Comment définir la notion ? Il s'agit de ménages que le niveau de revenu situe à proximité ou en deçà du seuil de pauvreté et qui tirent une part significative de leurs ressources d'un revenu d'activité. Soit une catégorie intermédiaire entre l'exclusion ou la « pauvreté traditionnelle » (100 % ou presque de revenus de transferts) et les autres ménages, dont des membres sont insérés dans l'emploi à temps plein (revenus au-dessus du seuil de pauvreté). Peu d'études en France sont disponibles sur le sujet, notamment à cause d'une insuffisance des sources statistiques.
Quelle définition ?
De fait, les différentes définitions utilisées pour appréhender ces travailleurs soulèvent de redoutables problèmes de méthode. Et, Jean-Michel Hourriez, chef de la division conditions de vie des ménages de l'INSEE, propose de retenir une définition du travailleur pauvre qui associe un critère d'activité (faire partie de la population active au moins 6 mois sur 12), un critère d'emploi (occuper un emploi au moins 1 mois sur 12) et un critère de niveau de vie (appartenir à un ménage pauvre). Définition qui supposerait d'ailleurs de pouvoir disposer de statistiques très complètes décrivant à la fois les trajectoires individuelles d'emploi et le revenu disponible annuel du ménage.

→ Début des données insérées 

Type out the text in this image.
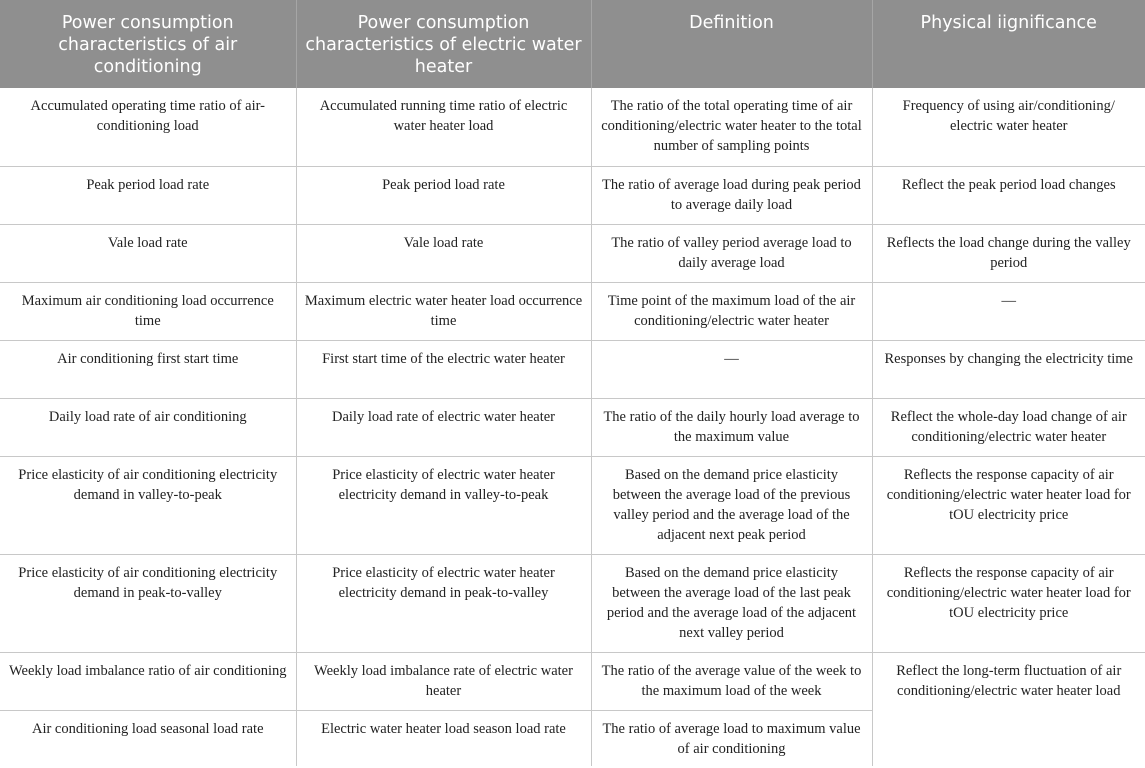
Power consumption characteristics of air conditioning	Power consumption characteristics of electric water heater	Definition	Physical iignificance
Accumulated operating time ratio of air-conditioning load	Accumulated running time ratio of electric water heater load	The ratio of the total operating time of air conditioning/electric water heater to the total number of sampling points	Frequency of using air/conditioning/ electric water heater
Peak period load rate	Peak period load rate	The ratio of average load during peak period to average daily load	Reflect the peak period load changes
Vale load rate	Vale load rate	The ratio of valley period average load to daily average load	Reflects the load change during the valley period
Maximum air conditioning load occurrence time	Maximum electric water heater load occurrence time	Time point of the maximum load of the air conditioning/electric water heater	—
Air conditioning first start time	First start time of the electric water heater	—	Responses by changing the electricity time
Daily load rate of air conditioning	Daily load rate of electric water heater	The ratio of the daily hourly load average to the maximum value	Reflect the whole-day load change of air conditioning/electric water heater
Price elasticity of air conditioning electricity demand in valley-to-peak	Price elasticity of electric water heater electricity demand in valley-to-peak	Based on the demand price elasticity between the average load of the previous valley period and the average load of the adjacent next peak period	Reflects the response capacity of air conditioning/electric water heater load for tOU electricity price
Price elasticity of air conditioning electricity demand in peak-to-valley	Price elasticity of electric water heater electricity demand in peak-to-valley	Based on the demand price elasticity between the average load of the last peak period and the average load of the adjacent next valley period	Reflects the response capacity of air conditioning/electric water heater load for tOU electricity price
Weekly load imbalance ratio of air conditioning	Weekly load imbalance rate of electric water heater	The ratio of the average value of the week to the maximum load of the week	Reflect the long-term fluctuation of air conditioning/electric water heater load
Air conditioning load seasonal load rate	Electric water heater load season load rate	The ratio of average load to maximum value of air conditioning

Quelles sont les formes de pauvreté laborieuse en France ? Il est clair, comme l'explique Jean-Michel Hourriez, qu' « un emploi stable ne met pas toujours à l'abri de la pauvreté » . Ainsi, un ménage peut se situer sous le seuil de pauvreté si l'unique conjoint actif ne gagne que le SMIC. La politique familiale favorisant le troisième enfant, le niveau de vie d'un couple avec un seul actif au SMIC est particulièrement faible (85 % du seuil de pauvreté) lorsque le couple a un ou deux enfants ; il remonte ensuite (95 %) avec le troisième enfant. Deuxièmement, les travailleurs indépendants n'ont aucune garantie de revenu minimum d'activité contrairement aux salariés. S'ajoutent à ces cas les situations de sous-emploi liées à toutes les formes de travail à temps partiel ou par intermittence.
Au final, la probabilité pour un individu actif de figurer parmi les pauvres dépend de multiples facteurs : son salaire annuel, son environnement familial et les prestations accordées. Sachant qu'aucun facteur de pauvreté ne suffit à lui seul à rendre l'individu pauvre : le chômage favorise la pauvreté mais environ deux tiers des chômeurs ne sont pas pauvres, rappelle notamment Jean-Michel Hourriez. Et pour celui-ci, certaines catégories de « pauvres » semblent plus démunies que les autres : les chômeurs et les salariés précaires. La faiblesse de leurs revenus, très inférieurs au seuil de pauvreté, va de pair avec de fréquentes difficultés financières et une absence de patrimoine. « Particulièrement préoccupantes », ces nouvelles formes de pauvreté renvoient également aux questions de désincitation au travail « puisque le revenu des “salariés précaires pauvres” ne semble guère supérieur en moyenne à celui des “chômeurs pauvres” ».
(1) Organisé avec le Commissariat général du Plan et l'Institut national de la statistique et des études économiques (INSEE) par le Conseil supérieur de l'emploi des revenus et des coûts : 18, bd de La Tour-Maubourg - 75007 Paris - Tél. 01 40 62 30 80.